In my course of reading Skepchick, there was one woman who really stood out to me as someone else who made me think about things. That woman was Natalie Reed who blogs (primarily) about trans issues. Never before in my life have I had one writer bring up so many different issues that have never even occurred to me to think about before. Having been raised in the gay community, I think I felt like I had some sort of grasp on transgender issues because the GLBT community all gets lumped into one acronyms. Reading Natalie’s words, I realize not just how little I know about the trans experience and the prejudice they face, but the enormous gulf of just how much more there is for me to learn. She now has her own blog at Freethougt Blogs called Sincerely, Natalie Reed, which is updated twice-daily.
One of her biggest complaints about cis people like me is how we don’t call out anti-trans prejudice when we see it. If we see someone call someone else a faggot or a nigger, I think most civilized people are going to call them out on it. But if someone calls someone a tranny or comments that some girl “looks like a dude”, we’re a lot less likely to say anything. Natalie is trying to change that, and as someone who tries pretty hard at being a good person, I am trying to listen. At the Reason Rally this weekend one of the attendees had made a sign saying “Shirley Phelps has a penis”. Now let’s be clear: Shirley Phelps is a horrible person, who deserves only the worst things to be said of her. But the idea that she has a penis, or that she has in some way a non-binary gender or sex characteristics is somehow the most horrible thing you can say about her? I confronted the guy who had this sign to tell him why I thought it was offensive and tried to make him see why it wasn’t appropriate. In the end, I doubt I changed his mind, but I think actions like this are how we start to do so somewhere down the road. Calling out religious people who hurl “atheist” as an insult and not putting up with their prejudice was a big theme of the Reason Rally this weekend, and I suspect most people there agree with this notion. We should absolutely extend this to any denigrated minority, and I want to commit right now to doing this.
I’m not trying to tell this story as sort of a “look how good an ally I am” moment. If anything I’m trying to acknowledge that I need to stride to be a better ally to the trans community, and Natalie Reed is the person I owe for making me realize this.

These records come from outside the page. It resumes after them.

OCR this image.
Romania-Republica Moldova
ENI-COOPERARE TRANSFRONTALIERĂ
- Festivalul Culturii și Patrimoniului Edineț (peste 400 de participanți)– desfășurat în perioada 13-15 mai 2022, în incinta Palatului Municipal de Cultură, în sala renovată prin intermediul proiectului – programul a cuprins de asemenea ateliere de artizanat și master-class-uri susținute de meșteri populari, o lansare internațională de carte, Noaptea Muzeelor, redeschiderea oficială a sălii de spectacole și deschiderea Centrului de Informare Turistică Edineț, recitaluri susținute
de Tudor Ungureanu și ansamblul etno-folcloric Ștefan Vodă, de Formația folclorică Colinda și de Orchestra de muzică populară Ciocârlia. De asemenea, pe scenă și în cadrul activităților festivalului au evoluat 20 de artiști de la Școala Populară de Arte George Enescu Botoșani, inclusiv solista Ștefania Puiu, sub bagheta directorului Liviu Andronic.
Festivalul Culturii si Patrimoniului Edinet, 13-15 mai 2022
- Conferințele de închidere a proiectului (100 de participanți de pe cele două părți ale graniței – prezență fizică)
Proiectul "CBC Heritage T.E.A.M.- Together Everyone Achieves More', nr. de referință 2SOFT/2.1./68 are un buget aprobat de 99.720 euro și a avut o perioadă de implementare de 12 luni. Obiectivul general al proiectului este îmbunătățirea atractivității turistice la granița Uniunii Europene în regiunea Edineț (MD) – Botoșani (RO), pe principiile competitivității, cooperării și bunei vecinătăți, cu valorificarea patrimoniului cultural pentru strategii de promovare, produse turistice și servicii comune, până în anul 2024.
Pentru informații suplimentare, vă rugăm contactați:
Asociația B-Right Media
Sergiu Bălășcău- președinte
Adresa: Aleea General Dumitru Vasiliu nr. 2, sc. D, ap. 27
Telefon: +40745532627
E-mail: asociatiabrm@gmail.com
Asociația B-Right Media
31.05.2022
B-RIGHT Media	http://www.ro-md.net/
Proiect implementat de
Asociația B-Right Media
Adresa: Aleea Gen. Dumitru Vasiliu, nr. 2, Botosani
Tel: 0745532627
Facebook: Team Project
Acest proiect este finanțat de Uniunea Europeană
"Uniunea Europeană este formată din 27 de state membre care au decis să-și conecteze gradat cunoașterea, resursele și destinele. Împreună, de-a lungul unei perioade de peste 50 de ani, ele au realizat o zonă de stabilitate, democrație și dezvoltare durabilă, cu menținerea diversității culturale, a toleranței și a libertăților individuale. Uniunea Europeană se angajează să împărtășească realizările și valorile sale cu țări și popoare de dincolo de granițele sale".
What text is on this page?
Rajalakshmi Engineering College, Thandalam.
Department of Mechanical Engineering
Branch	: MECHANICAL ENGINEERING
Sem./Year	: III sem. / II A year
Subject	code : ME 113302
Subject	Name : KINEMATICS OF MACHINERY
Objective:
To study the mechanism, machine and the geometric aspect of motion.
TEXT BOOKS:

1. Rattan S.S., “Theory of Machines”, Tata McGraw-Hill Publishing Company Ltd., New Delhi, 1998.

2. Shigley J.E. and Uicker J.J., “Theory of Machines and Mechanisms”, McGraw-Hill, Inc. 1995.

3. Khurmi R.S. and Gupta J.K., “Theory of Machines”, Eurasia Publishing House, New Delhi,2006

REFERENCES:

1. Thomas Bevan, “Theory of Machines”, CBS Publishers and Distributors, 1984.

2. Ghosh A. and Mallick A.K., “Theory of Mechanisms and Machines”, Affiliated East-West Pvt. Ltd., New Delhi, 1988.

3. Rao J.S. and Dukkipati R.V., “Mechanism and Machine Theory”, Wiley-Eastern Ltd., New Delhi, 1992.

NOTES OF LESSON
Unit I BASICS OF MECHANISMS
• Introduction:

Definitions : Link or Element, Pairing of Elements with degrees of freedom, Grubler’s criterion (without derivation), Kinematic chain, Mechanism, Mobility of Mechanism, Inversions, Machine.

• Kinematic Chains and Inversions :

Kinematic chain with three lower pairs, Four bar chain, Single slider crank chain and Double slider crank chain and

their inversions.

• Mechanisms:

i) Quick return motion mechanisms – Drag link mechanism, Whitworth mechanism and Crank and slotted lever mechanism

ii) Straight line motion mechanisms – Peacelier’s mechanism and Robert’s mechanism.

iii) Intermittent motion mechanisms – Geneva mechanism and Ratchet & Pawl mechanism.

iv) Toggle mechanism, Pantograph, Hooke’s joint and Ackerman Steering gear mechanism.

So Natalie Reed, thank you.
The three of you, Rebecca, JT and Natalie, have challenged my own privilege and the only things I can really offer you is my thanks for the amazing ways in which you have changed by life in the past year towards the direction of making me a better person, and a promise at I will continue to seek out challenges to privileges, prejudices and preconceptions that I may not even realize I have.